International Union of Operating Engineers says intra-company transfer program has cracks bigger than the former version of the Temporary Foreign Worker Program
VANCOUVER—A British Columbia trade union is challenging a series of intra-company work permits issued to American citizens for a power project in the province’s north, arguing it has uncovered yet another glaring example of a temporary foreign worker loophole the government must tie up to protect jobs.
The union contends Canadians lost employment when border agents, whose job it was to scrutinize the qualifications of eight workers, granted them visas earlier this year under a provision of the North American Free Trade Agreement (NAFTA).
The case in Vancouver involves B.C.’s Conifex Power Ltd. Partnership, which hired O & S Contractors to construct a wood waste storage building at its new bioenergy facility in Mackenzie, north of Prince George, B.C.
The workers presented documents supporting their application under the NAFTA program, which allows certain employees to transfer from branches of U.S. to Canadian companies. A key criterion for entry is specialized knowledge, which the workers must possess and the project must require. The union argues neither is true under this scenario.
Canadian Border Services Agency (CBSA) documents show the workers include a former cattle rancher with a criminal record, who was turned away twice before getting his permit, and a young man with a high school education set to be employed as a mill wright.
Wayne Mills, president of International Union of Operating Engineers local 115 says The process is flawed and skirts the channels through which foreign workers are properly allowed to enter the country.
Mills said the intra-company transfer program has cracks bigger than the former version of the Temporary Foreign Worker Program (TFWP), which the federal government overhauled last week after ongoing revelations that it was prone to breaches.
“Myself, I’ll use the word outraged, because that’s the most polite word I can use, but Canadians are losing jobs through loopholes,” Mills said. “It’s not because they’re untrained or unqualified. (Companies are) sidestepping around the facts, and they’ve found a new way to get (workers) into the country.”

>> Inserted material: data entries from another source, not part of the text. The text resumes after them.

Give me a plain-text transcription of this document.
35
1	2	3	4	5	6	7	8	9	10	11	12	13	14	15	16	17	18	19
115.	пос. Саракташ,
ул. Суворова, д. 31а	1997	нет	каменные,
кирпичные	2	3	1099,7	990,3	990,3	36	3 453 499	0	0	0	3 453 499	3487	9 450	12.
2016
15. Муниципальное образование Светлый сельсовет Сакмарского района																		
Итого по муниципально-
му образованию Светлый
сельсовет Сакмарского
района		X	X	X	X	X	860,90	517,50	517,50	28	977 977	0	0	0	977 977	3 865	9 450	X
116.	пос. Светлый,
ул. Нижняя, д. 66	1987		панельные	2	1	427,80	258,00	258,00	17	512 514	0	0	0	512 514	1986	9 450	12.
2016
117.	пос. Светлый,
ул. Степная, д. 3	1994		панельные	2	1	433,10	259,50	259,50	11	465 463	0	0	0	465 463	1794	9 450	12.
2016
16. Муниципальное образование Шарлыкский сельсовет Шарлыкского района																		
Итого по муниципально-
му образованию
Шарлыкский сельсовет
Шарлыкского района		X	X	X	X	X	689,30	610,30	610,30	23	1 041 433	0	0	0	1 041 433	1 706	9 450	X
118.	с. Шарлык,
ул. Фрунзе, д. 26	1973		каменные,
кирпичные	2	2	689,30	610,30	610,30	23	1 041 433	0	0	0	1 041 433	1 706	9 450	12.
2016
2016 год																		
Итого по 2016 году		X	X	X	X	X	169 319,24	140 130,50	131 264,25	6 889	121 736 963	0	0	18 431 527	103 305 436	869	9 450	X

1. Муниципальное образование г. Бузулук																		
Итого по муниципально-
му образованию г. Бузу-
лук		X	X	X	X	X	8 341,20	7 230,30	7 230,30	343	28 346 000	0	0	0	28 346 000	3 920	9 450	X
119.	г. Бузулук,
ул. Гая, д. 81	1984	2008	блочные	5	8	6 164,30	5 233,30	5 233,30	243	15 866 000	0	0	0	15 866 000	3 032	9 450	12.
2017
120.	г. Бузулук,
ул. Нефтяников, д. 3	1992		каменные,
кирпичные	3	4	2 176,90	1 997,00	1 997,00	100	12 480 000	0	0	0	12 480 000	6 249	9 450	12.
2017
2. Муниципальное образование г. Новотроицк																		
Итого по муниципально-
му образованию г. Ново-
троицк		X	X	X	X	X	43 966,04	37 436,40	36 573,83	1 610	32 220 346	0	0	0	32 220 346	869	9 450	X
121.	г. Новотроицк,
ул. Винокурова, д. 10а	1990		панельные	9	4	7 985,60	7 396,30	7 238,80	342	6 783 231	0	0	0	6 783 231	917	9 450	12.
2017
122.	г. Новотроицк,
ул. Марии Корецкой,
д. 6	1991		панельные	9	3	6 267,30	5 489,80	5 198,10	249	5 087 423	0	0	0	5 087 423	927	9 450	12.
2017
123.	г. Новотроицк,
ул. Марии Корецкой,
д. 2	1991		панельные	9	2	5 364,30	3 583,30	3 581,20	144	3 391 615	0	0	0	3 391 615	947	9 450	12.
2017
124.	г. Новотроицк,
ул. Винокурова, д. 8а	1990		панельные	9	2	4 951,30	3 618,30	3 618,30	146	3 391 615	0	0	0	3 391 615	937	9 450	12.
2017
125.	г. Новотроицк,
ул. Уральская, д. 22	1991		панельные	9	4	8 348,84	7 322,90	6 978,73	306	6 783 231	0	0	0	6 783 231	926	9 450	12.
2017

Lawyers for the union will be in Federal Court on June 24, seeking to speed up the process for a judicial review of the case involving Oregon-based O & S Contractors Inc.
The union wants a judge to scrap the permits—even as the project’s completion date looms—and is aiming to draw attention to what it believes are hiring abuses that could be much more widespread.
Unlike the TFWP, the program they used to gain entry does not require a labour market opinion (LMO), a document showing a labour shortage in Canada exists for that particular job.
O & S Contractors disputes the allegations, none of which have been proven in court, said its lawyer Aleksandar Stojicevic.
“We say they have no standing, this is none of their business, these are NAFTA work permits that were issued properly by the border some time ago,” he said.
Stojicevic defended and won a high-profile case against the same union last year, which sought to prevent about 200 miners from China working on a proposed B.C. coal project who were granted admittance under the TFWP. The unions had alleged Chinese-owned HD Mining did not do enough to ensure Canadians were hired first.
Conifex did not return a request for comment.
Questions to the CBSA and Employment Minister Jason Kenney were referred to Citizenship and Immigration Canada.
The press secretary for Minister Chris Alexander wouldn’t comment while the case is before the courts. But Alexis Pavlich said in an email the government is currently changing how it processes intra-company transfer applications.
She said guidelines for front-line border agents have been “strengthened,” so they can better assess the evidence of the worker’s specialized knowledge. Such workers are also barred from receiving training once in Canada.